If this is indeed an inherited genetic feature, and one where to investigate the changes in the genes involved, I would predict that this is the result of a degenerative mutation, in other words, a loss of genetic specificity. It is also unclear how natural selection could select for this particular mutation. However, if this is caused by a loss of information and is inherited, it is clearer how it could be increasing in the population regardless of whether or not it increases fitness.
In addition to my previous comment*

Similar to how you can breed wolves to chihuahuas but you can't breed chihuahuas back to wolves because selective breeding to chihuahuas involves a loss of genetic information.
Now if we could just manage a few extras around the old ticker, we might corral heart disease...
At such a rate, I predict humans will have extra thumbs in 150 years from 29 June, 2007.
From ultrasound scans, I have been told that I have THREE kidneys, which although unusual is not unknown. What genetic advantage does this give ME? Well, one thing, is that I can, apparently, process alcohol more efficiently. I once drank a full bottle of whisky in an evening with NO noticeable ill effects whatsoever. Even when I do drink too much too fast, any effects disappear very rapidly. I've only ever had one hangover, and that was from mixing the grain and the grape, brandy and whisky combined, and in my early youth, one event that got me 'paralytic' and that took about a litre of mixed spirits, within a couple of hours, but no hangover! My paternal grandfather died from cirrhosis, so maybe that triggered my genetics to improve my alcohol processing. Who Knows? It's been shown, that in a Finnish village that suffered a famine, the grandchildren, and onwards still showed the effects in their genome 'tabs'. 'Tabs' (my term) are bits that used to be regarded as 'junk' until research and intelligence proved otherwise. I think the human body is far more complex than even most researchers realise, and the return of a past characteristic, is probably due to unnoticed environmental factors. After all, life has had hundreds of millions of years to develop. Human research into it, only maybe thousand or so.
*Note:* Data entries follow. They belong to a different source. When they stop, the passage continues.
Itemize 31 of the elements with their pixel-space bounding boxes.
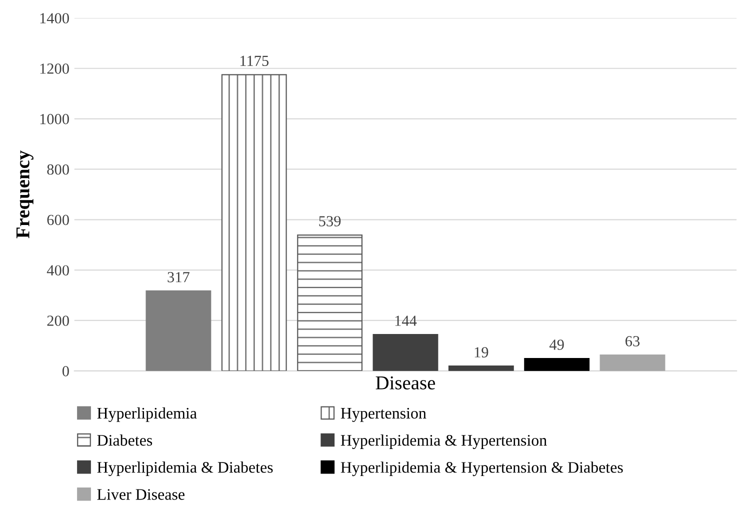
y-axis-title: Frequency [16, 150, 34, 238]
data-label: 63 [626, 336, 640, 346]
bar [448, 366, 514, 371]
y-tick-label: 400 [46, 265, 69, 276]
legend-label: Hyperlipidemia & Hypertension [340, 434, 547, 450]
y-tick-label: 0 [62, 366, 69, 376]
bar [297, 234, 363, 371]
data-label: 317 [168, 272, 190, 282]
legend-label: Hyperlipidemia [97, 407, 197, 422]
legend-label: Hyperlipidemia & Diabetes [97, 462, 273, 476]
bar [600, 354, 666, 371]
legend-label: Hypertension [340, 408, 426, 422]
y-tick-label: 200 [47, 316, 69, 326]
bar [372, 334, 438, 371]
x-axis-title: Disease [376, 376, 436, 390]
bar [524, 358, 590, 371]
y-tick-label: 1400 [40, 13, 69, 24]
legend-label: Hyperlipidemia & Hypertension & Diabetes [340, 462, 623, 476]
y-tick-label: 1200 [40, 64, 69, 74]
y-tick-label: 600 [47, 214, 69, 226]
bar [221, 74, 287, 371]
legend-label: Diabetes [97, 434, 152, 446]
legend-label: Liver Disease [97, 489, 184, 500]
bar [146, 290, 212, 371]
data-label: 539 [319, 216, 341, 226]
y-tick-label: 1000 [40, 114, 69, 124]
data-label: 1175 [240, 56, 269, 66]
y-tick-label: 800 [47, 164, 69, 175]
data-label: 49 [549, 340, 564, 350]
data-label: 19 [474, 347, 488, 358]
data-label: 144 [395, 316, 417, 326]
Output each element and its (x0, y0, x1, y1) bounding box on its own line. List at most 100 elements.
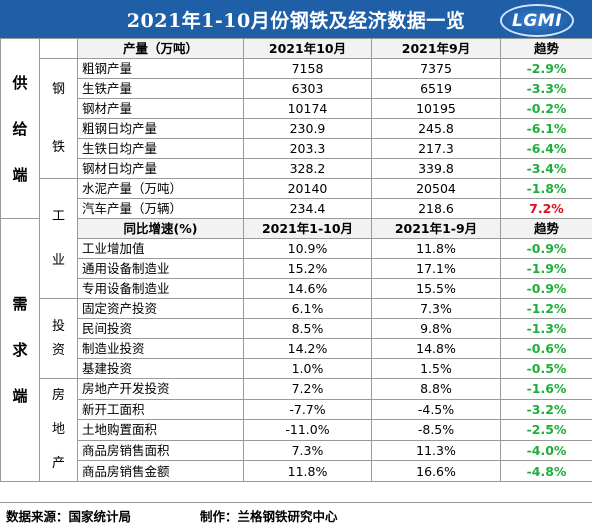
group-investment: 投资 (40, 299, 78, 379)
row-trend: -6.1% (501, 119, 592, 139)
row-trend: -6.4% (501, 139, 592, 159)
row-value-2: 6519 (372, 79, 501, 99)
row-name: 固定资产投资 (78, 299, 244, 319)
row-value-1: 7.2% (244, 379, 372, 400)
data-source: 数据来源：国家统计局 (6, 506, 131, 525)
row-value-1: 14.2% (244, 339, 372, 359)
row-trend: -3.3% (501, 79, 592, 99)
header-trend: 趋势 (501, 39, 592, 59)
table-row: 土地购置面积-11.0%-8.5%-2.5% (1, 420, 592, 441)
row-trend: -1.8% (501, 179, 592, 199)
row-name: 钢材产量 (78, 99, 244, 119)
row-value-1: 234.4 (244, 199, 372, 219)
header-name: 同比增速(%) (78, 219, 244, 239)
row-value-2: -4.5% (372, 399, 501, 420)
row-value-2: 7375 (372, 59, 501, 79)
row-name: 商品房销售面积 (78, 440, 244, 461)
footer: 数据来源：国家统计局 制作：兰格钢铁研究中心 (0, 502, 592, 528)
row-trend: -0.9% (501, 239, 592, 259)
title-text: 2021年1-10月份钢铁及经济数据一览 (127, 6, 465, 33)
section-label: 需求端 (13, 281, 28, 419)
group-label: 房地产 (52, 379, 65, 481)
row-value-1: -7.7% (244, 399, 372, 420)
row-value-1: 20140 (244, 179, 372, 199)
group-industry: 工业 (40, 179, 78, 299)
row-value-1: 7158 (244, 59, 372, 79)
row-name: 新开工面积 (78, 399, 244, 420)
lgmi-logo: LGMI (500, 4, 574, 37)
row-value-1: 203.3 (244, 139, 372, 159)
row-value-2: 339.8 (372, 159, 501, 179)
row-value-2: 9.8% (372, 319, 501, 339)
group-label: 工业 (52, 195, 65, 283)
row-value-2: 11.8% (372, 239, 501, 259)
row-value-2: 10195 (372, 99, 501, 119)
row-name: 生铁日均产量 (78, 139, 244, 159)
row-value-2: 16.6% (372, 461, 501, 482)
row-name: 粗钢产量 (78, 59, 244, 79)
row-value-2: 20504 (372, 179, 501, 199)
section-demand: 需求端 (1, 219, 40, 482)
row-value-1: 14.6% (244, 279, 372, 299)
row-name: 基建投资 (78, 359, 244, 379)
section-supply: 供给端 (1, 39, 40, 219)
row-name: 民间投资 (78, 319, 244, 339)
section-label: 供给端 (13, 60, 28, 198)
row-trend: -1.6% (501, 379, 592, 400)
header-col1: 2021年1-10月 (244, 219, 372, 239)
table-row: 新开工面积-7.7%-4.5%-3.2% (1, 399, 592, 420)
row-value-1: 230.9 (244, 119, 372, 139)
row-trend: -4.0% (501, 440, 592, 461)
row-trend: -0.2% (501, 99, 592, 119)
row-trend: 7.2% (501, 199, 592, 219)
row-value-2: 217.3 (372, 139, 501, 159)
row-value-1: -11.0% (244, 420, 372, 441)
group-label: 钢铁 (52, 61, 65, 177)
row-value-2: 15.5% (372, 279, 501, 299)
row-name: 水泥产量（万吨） (78, 179, 244, 199)
logo-text: LGMI (512, 11, 562, 31)
header-col2: 2021年9月 (372, 39, 501, 59)
row-trend: -2.5% (501, 420, 592, 441)
row-trend: -4.8% (501, 461, 592, 482)
row-value-2: 1.5% (372, 359, 501, 379)
header-col1: 2021年10月 (244, 39, 372, 59)
row-name: 钢材日均产量 (78, 159, 244, 179)
header-trend: 趋势 (501, 219, 592, 239)
row-trend: -0.9% (501, 279, 592, 299)
row-name: 土地购置面积 (78, 420, 244, 441)
row-trend: -1.9% (501, 259, 592, 279)
page-title: 2021年1-10月份钢铁及经济数据一览 LGMI (0, 0, 592, 38)
row-value-2: 14.8% (372, 339, 501, 359)
producer: 制作：兰格钢铁研究中心 (200, 506, 338, 525)
row-trend: -3.4% (501, 159, 592, 179)
row-name: 工业增加值 (78, 239, 244, 259)
row-value-2: -8.5% (372, 420, 501, 441)
row-value-2: 11.3% (372, 440, 501, 461)
row-trend: -2.9% (501, 59, 592, 79)
row-value-2: 8.8% (372, 379, 501, 400)
row-name: 房地产开发投资 (78, 379, 244, 400)
row-trend: -0.5% (501, 359, 592, 379)
group-blank (40, 39, 78, 59)
group-realestate: 房地产 (40, 379, 78, 482)
row-value-1: 6303 (244, 79, 372, 99)
row-name: 粗钢日均产量 (78, 119, 244, 139)
row-name: 通用设备制造业 (78, 259, 244, 279)
row-trend: -0.6% (501, 339, 592, 359)
row-trend: -3.2% (501, 399, 592, 420)
row-name: 制造业投资 (78, 339, 244, 359)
When an animal is domesticated, youthful traits tend to persist throughout its life. People use breeding selection to domesticate animals and we are doing the same, not so much by deliberate and controvercial ideas like eugenics, but we do it, nevertheless, unintentionally, by creating environments where people are more (or less) likely to procreate, based on variouis inherited traits. People who mature quickly and completely are more likely to think for themselves and cause trouble, which is discouraged in the "rat-race". People are encouraged to try to be as young as you can be for as long as you can at the expense of needed maturation. Then there's Hollywood's obsession with "little girls". Yea, there's a eugenics program going on, implemented by a mob of people and companies, not so much with any central control....taming the sheeple.